The Global Vibrancy tool gives the choice to measure by overall numbers as well as per capita trends to recognize hot spots in places such as Israel, which produces more per capita deep learning research than any other country, or advanced AI leaders like Finland and Singapore.
Earlier this year a consultancy firm working with the United Nations determined roughly 30 nations currently have national AI strategies.
For example, according to Elsevier’s Scopus, which looks at publication rates for repositories like arXiv, Europe produces more AI research papers than any other part of the world, but Israel has the highest per capita deep learning research and the United States produces the most-cited AI research.

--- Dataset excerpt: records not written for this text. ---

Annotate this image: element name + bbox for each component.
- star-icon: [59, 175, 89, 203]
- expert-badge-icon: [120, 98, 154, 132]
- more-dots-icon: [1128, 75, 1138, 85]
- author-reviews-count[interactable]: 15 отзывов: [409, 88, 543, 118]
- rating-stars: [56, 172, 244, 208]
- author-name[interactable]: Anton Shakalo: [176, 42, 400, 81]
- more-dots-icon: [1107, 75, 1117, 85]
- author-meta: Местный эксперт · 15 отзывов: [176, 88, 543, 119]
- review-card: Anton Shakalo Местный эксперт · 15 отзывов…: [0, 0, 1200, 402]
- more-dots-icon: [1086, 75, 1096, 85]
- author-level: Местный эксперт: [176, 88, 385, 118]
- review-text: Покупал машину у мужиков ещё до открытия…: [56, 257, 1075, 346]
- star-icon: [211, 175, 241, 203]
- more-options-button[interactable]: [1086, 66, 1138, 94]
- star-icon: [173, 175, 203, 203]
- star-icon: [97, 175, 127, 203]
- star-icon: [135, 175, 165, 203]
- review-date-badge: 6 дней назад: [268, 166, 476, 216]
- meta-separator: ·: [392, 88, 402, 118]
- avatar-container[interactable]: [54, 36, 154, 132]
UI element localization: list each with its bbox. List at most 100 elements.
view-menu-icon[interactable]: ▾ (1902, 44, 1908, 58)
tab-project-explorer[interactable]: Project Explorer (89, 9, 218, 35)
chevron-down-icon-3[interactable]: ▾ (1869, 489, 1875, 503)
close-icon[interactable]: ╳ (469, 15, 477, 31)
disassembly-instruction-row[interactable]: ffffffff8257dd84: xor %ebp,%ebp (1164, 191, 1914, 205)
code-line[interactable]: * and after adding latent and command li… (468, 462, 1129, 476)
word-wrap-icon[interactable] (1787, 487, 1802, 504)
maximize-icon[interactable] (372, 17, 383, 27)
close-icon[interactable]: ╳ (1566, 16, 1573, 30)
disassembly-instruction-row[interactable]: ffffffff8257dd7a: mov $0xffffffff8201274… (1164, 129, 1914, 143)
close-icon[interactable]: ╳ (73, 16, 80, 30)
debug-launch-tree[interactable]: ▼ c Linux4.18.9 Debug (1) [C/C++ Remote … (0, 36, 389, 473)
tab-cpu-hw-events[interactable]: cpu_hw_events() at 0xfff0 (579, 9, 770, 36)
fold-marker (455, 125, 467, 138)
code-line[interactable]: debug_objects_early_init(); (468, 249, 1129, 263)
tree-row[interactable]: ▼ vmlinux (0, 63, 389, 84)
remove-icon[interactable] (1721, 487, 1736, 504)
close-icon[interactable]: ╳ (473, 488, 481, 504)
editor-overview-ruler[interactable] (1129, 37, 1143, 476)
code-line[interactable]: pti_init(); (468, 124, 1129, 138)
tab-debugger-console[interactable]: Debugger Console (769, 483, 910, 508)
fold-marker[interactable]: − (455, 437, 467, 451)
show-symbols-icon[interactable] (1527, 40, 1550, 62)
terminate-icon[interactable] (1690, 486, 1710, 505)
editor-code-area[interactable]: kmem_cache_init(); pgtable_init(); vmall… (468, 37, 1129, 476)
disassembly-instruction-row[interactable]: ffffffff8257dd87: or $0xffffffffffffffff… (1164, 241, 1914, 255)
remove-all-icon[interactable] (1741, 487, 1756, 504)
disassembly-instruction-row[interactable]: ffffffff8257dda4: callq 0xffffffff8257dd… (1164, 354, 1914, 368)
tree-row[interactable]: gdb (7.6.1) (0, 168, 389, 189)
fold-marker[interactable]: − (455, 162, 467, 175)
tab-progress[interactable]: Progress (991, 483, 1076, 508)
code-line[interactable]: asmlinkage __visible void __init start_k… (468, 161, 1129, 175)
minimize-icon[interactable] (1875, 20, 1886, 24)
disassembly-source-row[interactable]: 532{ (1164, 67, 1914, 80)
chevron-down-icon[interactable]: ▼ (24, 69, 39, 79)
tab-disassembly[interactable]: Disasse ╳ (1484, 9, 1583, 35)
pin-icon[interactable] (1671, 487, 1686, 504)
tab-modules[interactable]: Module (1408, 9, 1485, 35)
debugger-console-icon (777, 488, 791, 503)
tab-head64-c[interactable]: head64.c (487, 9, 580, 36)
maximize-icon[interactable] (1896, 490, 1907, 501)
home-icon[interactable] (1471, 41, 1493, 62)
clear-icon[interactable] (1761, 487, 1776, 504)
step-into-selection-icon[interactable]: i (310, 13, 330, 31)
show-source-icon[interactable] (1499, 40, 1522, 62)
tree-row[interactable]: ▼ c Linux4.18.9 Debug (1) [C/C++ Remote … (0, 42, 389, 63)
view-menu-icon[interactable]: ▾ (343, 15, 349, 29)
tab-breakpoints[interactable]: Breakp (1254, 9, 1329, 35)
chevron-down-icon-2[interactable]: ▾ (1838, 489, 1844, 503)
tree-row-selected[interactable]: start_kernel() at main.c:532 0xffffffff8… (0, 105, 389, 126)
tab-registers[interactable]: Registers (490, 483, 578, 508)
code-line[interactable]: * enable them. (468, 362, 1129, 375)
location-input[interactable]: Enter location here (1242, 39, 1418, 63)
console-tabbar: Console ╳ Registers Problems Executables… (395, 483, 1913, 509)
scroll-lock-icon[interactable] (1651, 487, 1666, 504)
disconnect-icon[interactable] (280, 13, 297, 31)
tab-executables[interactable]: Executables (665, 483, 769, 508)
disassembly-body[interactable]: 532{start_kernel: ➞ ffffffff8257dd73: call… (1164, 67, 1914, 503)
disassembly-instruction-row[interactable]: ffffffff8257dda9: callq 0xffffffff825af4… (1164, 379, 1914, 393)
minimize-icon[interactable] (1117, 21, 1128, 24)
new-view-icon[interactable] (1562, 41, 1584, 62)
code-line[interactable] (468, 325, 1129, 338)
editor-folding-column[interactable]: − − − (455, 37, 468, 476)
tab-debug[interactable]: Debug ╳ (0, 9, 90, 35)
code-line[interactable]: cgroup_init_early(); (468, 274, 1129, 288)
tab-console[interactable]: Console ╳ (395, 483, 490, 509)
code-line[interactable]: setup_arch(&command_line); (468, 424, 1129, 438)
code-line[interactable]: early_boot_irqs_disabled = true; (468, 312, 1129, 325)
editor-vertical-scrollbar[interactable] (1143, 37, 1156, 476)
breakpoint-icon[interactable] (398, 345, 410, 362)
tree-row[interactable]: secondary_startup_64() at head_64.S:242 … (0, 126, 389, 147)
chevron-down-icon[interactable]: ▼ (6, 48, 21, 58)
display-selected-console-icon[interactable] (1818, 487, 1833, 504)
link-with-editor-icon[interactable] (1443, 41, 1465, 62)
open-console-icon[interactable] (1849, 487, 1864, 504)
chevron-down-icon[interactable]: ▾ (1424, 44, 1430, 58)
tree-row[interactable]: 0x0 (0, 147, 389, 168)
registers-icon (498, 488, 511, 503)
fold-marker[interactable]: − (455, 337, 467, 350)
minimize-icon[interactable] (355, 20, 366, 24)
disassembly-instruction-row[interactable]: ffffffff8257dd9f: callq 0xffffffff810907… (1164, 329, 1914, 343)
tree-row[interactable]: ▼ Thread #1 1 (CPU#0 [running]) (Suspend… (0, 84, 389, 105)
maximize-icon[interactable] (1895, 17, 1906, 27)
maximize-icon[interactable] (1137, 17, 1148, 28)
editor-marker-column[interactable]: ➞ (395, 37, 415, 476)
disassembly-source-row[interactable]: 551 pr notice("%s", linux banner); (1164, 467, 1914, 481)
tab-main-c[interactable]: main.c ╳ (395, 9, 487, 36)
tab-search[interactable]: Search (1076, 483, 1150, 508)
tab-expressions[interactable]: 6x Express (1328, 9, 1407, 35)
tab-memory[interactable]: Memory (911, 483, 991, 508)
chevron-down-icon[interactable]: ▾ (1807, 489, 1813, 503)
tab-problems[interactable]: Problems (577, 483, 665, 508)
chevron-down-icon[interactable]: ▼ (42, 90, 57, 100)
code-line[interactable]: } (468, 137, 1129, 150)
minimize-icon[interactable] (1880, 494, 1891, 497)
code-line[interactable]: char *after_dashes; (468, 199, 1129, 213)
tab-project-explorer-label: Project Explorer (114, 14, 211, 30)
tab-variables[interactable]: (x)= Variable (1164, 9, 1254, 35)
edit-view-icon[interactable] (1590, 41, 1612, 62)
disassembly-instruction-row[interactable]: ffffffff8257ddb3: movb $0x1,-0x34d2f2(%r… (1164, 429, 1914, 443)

Corporate or industry affiliation with AI research is growing, and is most likely to occur in U.S., China, Japan, France, Germany, and the U.K.
“Ten years ago, 20 years ago, all innovation happened in academia, and then industry picked up bits and pieces of it, perfected it and commercialized it. That’s no longer true. The lines are blurred and people cross over,” Shoham said. “I think the leading academic institutions are coming to terms that this is the new normal.”
Though 60% of PhD candidates go to industry over academia today compared to 20% in 2004, academic research still outpunches government and corporate papers — it makes up 92% of AI publications from China, 90% from Europe, and 85% from the U.S., according to the report.
The report also assesses progress in benchmarks and methods to track AI across disciplines like image classification and progress in methods to train AI systems for common use cases like translation or ActivityNet for event recognition in videos.
In some regards, Shoham says progress results are mixed, as some AI systems that achieve high results in a benchmark may prove to be more brittle than those results may indicate.
Shoham looks to work in conversational AI, his field of research, for an example. Some systems may perform well on a benchmark like Stanford’s SQuAD question and answering test, but appear to be overfit to narrow tasks.
“The thing is these are highly specialized tasks and domains, and as soon as you go out of domain, the performance drops dramatically and the committee knows it,” Shoham said. “There’s a lot to be excited about genuinely, including all these systems that I mentioned, but we’re quite far away from human level understanding of language right now. So we try to be nuanced about that in the report.”
The report also cites instances of human-level performance by AI systems such as DeepMind’s AlphaStar beating a human in Starcraft II and detection of diabetic retinopathy in images of eyes using deep learning.